Von Mises Truss

Figure 1: Von Mises Truss
Figure 1: Von Mises Truss
Figure 2: Animation showing snap-through behaviour as load increases
Figure 2: Animation showing snap-through behaviour as load increases

The Von Mises Truss is an example of a structure that is susceptible to snap-through buckling, as such is not correctly modelled by a linear eigenvalue buckling analysis, and we must instead use the more general non-linear eigenvalue buckling analysis (what is the difference?).

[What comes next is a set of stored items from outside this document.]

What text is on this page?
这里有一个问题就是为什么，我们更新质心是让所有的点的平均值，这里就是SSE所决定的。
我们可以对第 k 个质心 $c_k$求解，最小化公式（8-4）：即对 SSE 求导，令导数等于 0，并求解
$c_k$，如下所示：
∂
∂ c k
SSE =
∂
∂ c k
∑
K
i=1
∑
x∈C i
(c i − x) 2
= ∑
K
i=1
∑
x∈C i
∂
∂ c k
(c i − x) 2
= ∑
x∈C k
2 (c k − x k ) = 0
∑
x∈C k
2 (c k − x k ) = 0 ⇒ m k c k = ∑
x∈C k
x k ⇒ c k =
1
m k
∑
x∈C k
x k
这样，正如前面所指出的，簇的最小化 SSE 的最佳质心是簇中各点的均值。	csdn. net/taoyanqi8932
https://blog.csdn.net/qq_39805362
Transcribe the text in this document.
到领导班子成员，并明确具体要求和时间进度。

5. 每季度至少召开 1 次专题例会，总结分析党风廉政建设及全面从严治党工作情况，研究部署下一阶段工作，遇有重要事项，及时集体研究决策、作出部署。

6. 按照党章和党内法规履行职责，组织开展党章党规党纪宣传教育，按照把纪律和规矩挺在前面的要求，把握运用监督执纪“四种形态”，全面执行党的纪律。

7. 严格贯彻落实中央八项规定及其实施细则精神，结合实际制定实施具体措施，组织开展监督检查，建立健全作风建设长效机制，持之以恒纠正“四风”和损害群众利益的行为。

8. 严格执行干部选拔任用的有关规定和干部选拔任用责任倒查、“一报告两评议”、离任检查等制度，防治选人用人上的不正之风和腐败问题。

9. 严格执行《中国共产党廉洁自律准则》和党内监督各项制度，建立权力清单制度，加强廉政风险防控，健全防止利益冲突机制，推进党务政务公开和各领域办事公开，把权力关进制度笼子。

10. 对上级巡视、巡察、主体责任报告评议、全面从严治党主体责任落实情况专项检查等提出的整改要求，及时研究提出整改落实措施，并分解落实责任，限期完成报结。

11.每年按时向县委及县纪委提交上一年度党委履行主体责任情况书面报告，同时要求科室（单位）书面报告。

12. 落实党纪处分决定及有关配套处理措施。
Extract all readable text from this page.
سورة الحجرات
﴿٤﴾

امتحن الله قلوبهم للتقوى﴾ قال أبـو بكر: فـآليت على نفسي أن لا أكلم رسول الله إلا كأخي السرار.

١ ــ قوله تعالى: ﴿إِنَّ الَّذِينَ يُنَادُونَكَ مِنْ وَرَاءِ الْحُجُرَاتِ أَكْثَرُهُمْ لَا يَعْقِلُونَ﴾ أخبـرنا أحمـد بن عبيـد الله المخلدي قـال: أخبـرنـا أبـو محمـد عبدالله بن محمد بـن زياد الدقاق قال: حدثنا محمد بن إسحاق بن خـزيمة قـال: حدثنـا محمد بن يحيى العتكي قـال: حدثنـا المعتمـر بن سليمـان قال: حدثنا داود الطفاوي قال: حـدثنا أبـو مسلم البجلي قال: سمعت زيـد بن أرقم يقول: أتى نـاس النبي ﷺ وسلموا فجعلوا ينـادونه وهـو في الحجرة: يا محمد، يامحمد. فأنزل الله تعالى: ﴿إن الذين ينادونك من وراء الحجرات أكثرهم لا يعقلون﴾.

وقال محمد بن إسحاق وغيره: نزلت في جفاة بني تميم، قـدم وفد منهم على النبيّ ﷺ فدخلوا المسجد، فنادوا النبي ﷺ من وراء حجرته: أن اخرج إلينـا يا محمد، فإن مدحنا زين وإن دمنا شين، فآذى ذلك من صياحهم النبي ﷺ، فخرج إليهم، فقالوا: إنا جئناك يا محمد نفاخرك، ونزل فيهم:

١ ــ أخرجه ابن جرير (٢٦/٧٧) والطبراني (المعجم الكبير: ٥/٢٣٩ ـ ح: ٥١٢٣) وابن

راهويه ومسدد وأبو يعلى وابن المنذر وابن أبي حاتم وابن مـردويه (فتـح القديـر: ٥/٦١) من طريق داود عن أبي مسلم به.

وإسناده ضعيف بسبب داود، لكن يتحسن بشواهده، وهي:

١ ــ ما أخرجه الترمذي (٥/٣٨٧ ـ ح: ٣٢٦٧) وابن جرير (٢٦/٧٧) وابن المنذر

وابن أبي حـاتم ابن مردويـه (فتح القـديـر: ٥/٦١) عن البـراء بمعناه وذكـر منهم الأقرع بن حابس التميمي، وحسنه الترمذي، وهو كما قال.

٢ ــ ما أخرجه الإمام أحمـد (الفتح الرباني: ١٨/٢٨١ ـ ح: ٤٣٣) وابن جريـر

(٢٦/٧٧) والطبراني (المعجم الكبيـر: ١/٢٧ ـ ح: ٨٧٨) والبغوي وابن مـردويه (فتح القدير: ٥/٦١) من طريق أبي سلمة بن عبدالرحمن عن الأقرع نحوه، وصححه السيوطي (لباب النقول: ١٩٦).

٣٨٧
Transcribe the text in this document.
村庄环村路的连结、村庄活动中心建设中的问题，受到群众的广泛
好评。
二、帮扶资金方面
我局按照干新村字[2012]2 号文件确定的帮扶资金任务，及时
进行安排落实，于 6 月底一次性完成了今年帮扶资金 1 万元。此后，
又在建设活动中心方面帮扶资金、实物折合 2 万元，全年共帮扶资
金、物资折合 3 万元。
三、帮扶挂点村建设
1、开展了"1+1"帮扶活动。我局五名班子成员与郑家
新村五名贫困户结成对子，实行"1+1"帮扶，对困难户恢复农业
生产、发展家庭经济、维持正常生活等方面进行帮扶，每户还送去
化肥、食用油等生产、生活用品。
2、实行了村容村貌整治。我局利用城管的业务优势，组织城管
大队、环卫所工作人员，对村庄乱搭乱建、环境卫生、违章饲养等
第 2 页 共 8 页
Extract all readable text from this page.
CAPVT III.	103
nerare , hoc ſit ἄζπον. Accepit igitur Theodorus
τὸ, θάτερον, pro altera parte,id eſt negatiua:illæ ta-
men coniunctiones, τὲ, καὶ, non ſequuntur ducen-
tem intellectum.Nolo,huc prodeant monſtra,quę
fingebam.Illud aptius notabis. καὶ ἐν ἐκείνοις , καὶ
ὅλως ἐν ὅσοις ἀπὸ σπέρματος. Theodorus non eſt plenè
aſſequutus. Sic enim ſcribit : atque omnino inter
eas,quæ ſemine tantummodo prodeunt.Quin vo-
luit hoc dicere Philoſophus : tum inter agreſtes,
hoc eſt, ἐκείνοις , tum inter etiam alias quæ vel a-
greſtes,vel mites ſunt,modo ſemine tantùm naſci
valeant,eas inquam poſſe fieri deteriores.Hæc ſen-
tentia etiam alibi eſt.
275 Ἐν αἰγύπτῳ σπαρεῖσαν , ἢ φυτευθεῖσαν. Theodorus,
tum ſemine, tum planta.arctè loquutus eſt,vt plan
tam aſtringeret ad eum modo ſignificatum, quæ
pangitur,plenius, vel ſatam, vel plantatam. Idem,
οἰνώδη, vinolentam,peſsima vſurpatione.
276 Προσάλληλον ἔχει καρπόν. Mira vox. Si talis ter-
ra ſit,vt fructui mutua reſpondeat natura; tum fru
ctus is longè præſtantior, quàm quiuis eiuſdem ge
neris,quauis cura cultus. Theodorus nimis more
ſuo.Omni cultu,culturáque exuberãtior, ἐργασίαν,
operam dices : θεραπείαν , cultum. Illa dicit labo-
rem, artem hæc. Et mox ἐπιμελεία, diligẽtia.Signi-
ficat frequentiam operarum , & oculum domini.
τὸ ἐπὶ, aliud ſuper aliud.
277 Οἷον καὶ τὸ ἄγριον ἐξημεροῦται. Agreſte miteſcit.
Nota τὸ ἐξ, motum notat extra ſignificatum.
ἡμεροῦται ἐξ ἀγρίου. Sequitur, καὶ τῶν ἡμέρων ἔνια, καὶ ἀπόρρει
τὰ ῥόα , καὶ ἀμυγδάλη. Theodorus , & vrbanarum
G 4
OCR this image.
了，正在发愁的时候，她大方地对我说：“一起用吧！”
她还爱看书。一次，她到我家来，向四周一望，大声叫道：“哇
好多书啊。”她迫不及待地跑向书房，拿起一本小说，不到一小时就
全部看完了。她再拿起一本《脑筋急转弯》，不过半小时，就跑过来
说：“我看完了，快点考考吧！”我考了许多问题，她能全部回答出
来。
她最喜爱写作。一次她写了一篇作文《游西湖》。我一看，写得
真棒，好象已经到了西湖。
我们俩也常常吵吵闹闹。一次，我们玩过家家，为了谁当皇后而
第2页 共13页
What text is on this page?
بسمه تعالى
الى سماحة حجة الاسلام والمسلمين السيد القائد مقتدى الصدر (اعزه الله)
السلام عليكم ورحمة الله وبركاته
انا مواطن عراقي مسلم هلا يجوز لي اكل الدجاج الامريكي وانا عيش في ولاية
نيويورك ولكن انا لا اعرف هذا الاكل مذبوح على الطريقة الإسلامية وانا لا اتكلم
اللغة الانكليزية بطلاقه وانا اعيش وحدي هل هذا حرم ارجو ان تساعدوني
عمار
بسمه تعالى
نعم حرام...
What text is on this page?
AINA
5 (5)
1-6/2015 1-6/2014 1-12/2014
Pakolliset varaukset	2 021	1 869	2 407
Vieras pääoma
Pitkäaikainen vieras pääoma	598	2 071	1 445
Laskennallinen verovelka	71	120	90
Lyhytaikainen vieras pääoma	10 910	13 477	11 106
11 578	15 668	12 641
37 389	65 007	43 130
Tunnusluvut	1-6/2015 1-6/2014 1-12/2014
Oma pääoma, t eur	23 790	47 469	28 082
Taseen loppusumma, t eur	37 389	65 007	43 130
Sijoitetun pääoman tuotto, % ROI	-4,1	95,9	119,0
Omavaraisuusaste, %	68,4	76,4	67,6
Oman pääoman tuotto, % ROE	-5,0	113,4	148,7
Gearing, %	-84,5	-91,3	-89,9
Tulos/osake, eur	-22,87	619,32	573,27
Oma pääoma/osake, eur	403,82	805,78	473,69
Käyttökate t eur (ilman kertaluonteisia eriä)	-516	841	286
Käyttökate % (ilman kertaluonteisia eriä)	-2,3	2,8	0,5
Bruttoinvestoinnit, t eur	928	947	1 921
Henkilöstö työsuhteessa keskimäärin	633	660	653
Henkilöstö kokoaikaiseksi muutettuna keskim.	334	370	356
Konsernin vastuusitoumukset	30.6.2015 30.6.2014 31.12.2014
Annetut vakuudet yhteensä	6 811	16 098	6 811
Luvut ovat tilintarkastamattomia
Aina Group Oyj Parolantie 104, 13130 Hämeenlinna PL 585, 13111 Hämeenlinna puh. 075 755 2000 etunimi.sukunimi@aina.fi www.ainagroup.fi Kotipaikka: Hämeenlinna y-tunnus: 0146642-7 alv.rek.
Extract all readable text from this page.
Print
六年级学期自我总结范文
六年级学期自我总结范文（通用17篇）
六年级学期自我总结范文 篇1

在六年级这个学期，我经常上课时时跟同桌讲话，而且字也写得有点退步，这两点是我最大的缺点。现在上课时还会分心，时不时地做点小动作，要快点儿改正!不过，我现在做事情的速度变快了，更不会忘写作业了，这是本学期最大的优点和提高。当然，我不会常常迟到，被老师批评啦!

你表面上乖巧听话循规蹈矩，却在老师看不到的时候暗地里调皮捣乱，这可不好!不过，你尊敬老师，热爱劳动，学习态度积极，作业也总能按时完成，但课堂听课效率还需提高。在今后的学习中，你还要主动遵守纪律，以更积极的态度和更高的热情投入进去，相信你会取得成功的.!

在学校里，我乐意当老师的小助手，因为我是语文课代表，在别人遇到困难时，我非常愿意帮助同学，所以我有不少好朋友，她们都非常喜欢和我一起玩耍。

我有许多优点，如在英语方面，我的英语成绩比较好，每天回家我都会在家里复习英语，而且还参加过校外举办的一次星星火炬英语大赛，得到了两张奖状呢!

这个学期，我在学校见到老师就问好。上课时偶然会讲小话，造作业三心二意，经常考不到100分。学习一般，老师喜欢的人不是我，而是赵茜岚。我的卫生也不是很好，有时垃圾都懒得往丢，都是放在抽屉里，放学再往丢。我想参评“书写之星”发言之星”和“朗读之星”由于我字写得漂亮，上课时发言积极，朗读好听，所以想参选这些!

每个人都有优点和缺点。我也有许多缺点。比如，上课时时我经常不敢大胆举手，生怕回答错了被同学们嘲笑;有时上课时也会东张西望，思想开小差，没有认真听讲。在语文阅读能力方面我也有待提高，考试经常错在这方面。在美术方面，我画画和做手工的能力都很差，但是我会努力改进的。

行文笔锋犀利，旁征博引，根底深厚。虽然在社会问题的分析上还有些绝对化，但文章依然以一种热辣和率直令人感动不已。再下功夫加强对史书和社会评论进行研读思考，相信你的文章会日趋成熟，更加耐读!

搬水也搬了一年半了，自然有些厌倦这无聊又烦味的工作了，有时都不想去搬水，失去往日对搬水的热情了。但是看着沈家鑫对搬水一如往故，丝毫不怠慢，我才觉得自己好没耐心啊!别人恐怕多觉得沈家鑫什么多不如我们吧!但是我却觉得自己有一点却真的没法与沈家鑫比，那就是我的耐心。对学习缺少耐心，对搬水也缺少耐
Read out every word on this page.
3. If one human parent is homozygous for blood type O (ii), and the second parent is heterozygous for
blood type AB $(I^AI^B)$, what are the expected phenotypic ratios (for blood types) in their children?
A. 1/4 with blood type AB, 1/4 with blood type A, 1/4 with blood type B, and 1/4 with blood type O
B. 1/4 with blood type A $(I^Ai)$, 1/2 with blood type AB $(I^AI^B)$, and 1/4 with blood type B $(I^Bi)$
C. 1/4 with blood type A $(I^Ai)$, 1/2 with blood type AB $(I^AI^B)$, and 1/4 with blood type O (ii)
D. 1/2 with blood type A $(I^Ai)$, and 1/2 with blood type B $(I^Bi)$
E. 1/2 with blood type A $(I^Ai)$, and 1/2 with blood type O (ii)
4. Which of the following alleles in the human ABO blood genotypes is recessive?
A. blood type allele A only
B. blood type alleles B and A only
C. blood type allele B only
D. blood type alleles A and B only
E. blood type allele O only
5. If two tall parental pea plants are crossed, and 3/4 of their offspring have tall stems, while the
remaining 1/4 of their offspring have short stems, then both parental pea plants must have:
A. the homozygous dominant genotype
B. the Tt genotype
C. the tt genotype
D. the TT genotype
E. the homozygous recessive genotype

In this example we’ll model the truss in Figure 1 with the dimensions \(H = 1.0\textrm{ m}\) and \(L = 5.0\textrm{ m,}\) and an axial stiffness \(EA = 1280\textrm{ MN}\). In the table below, we compare the predicted buckling load from both the linear and non-linear eigenvalue analyses:

Method Critical Load
Linear 19111 kN
Non-linear 3790 kN

We can see from the table that if we’d naively used the linear buckling analysis we’d’ve overestimated the capacity by a factor of 5!

The critical load is found by running a displacement controlled non-linear analysis and looking for the peak load before the snap-through (see Figure 3). The dashed line shows where the snap-through occurs.

Figure 3: Load-displacement curve
Figure 3: Load-displacement curve

We can then investigate the non-linear eigenvalues around the critical load to find the point they go to zero (see Figure 4).

Figure 4: Eigenvalues against applied load
Figure 4: Eigenvalues against applied load

We can compare these numerical results to the theoretical results described by Bazant in Stability of Structures (Equation 4.4.5).

Figure 5: Von Mises Truss at critical deflection
Figure 5: Von Mises Truss at critical deflection

Bazant showed that the critical rotation can be described by the equation:

\[ \cos q_{0} = (\cos \alpha)^{\frac{1}{3}} \]

where \(q_{0}\) and \(\alpha\) are defined on Figures 1 and 5. This can be transformed in terms of the critical deflection (see derivation):

\[ \delta_{crit} = H - L \sqrt{ \Biggl( \frac{H^{2}}{L^{2}} + 1 \Biggr)^{\frac{1}{3}} - 1} \]

where \(\delta_{crit}\), \(H\) and \(L\) are as defined on Figures 1 and 5. Plugging the numbers into this equation for our model, \(H = 1.0\textrm{ m}\) and \(L = 5.0\textrm{ m}\), we find the predicted critical displacement to be \(\delta_{crit} = 426.4\textrm{ mm}\), which matches the peak of our load-displacement curve in Figure 3.